C1502
“Afternoon Cloud
Shadows”
(Grand
Canyon, Arizona)
Oil Sketch on Ampersand Gesso Panel
3” x 4”
And after finishing yesterday’s
Oil Sketch it was time for lunch, hastily wolfed it down and began on the next
one, above. By now the light was a bit
mellower, as a little afternoon haze softened the distance. There was more Sun as the clouds had thinned
and become those cumulous of oft remembered lazy days; but no lazing for
me. The slowly moving cloud shadows
drifting across the sub-canyons & buttes within the greater chasm itself
now became the reason to paint. The
colours of the landscape became a bit brighter than in the morning’s work, partly
I think because of the more apparent contrast of the soft greens of the
vegetation (grasses, sage?), with the earth reds of the Canyon walls.
Again I chose a 3" x 4" panel, since Morning & Afternoon makes a natural pair; no matter that they might go to separate homes ... it's the painting exercise that matters. I proceeded as with the
earlier painting, with a brush drawing in Cobalt Blue, and again no imprimatura; the pigments used were the
same as the morning, being Cobalt Blue, Venetian Red, Yellow Ochre, Naples
Yellow (hue), Cadmium Red, and Titanium White.

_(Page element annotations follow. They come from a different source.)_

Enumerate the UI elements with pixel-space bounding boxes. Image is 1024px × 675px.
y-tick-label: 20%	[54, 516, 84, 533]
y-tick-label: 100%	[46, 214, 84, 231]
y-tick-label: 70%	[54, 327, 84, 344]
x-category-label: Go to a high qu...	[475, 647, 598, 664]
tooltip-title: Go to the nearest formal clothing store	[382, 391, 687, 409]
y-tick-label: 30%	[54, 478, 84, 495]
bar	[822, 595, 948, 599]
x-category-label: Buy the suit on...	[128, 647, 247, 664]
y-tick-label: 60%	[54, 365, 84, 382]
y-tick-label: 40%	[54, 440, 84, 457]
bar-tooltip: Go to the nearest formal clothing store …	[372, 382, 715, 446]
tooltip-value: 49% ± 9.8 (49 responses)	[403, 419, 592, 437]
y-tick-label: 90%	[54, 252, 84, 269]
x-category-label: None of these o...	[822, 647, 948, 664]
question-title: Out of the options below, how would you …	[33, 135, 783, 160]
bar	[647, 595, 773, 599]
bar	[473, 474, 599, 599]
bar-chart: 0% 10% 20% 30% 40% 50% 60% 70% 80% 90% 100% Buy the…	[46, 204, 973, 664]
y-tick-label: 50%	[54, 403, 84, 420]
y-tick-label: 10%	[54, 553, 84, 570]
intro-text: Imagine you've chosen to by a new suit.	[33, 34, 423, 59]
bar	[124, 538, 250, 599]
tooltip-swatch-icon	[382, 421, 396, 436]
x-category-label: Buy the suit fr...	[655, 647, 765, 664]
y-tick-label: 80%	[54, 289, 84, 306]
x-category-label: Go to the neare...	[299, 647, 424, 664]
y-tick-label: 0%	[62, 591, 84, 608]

The lovely quiet greens, were mixed from the blue and both yellows and
the white; I’m always surprised with the various greens one can get with these subdued
yellows.
There
is something singular about the perception of space and distance in the
West. I first began to feel this when
first crossing the Cascade Range in Oregon from the Willamette Valley to the
High Desert, and I realized that I could see where I’d been two hours before
and sixty miles off in the distance.
Again and again his happens when travelling out here. On Thanksgiving Day in 2012, and the day
after, while heading east from Oregon to Oklahoma, this would happen again and
again with even greater distances. Here on
the edge of the Grand Canyon one looks down thousands of feet and miles across
to the opposite rim and, and as you come to terms with the actuality of those distances
you realize how long it might take you to walk those distances. I can well understand those first Spanish
explorers with Coronado, who upon looking down from the South Rim for the first
time, thought that the “little brook” a few hundreds of feet below could be easily
stepped across; or so they thought until members of their party actually climbed
down and confronted the Colorado River itself; then they had to climb back up!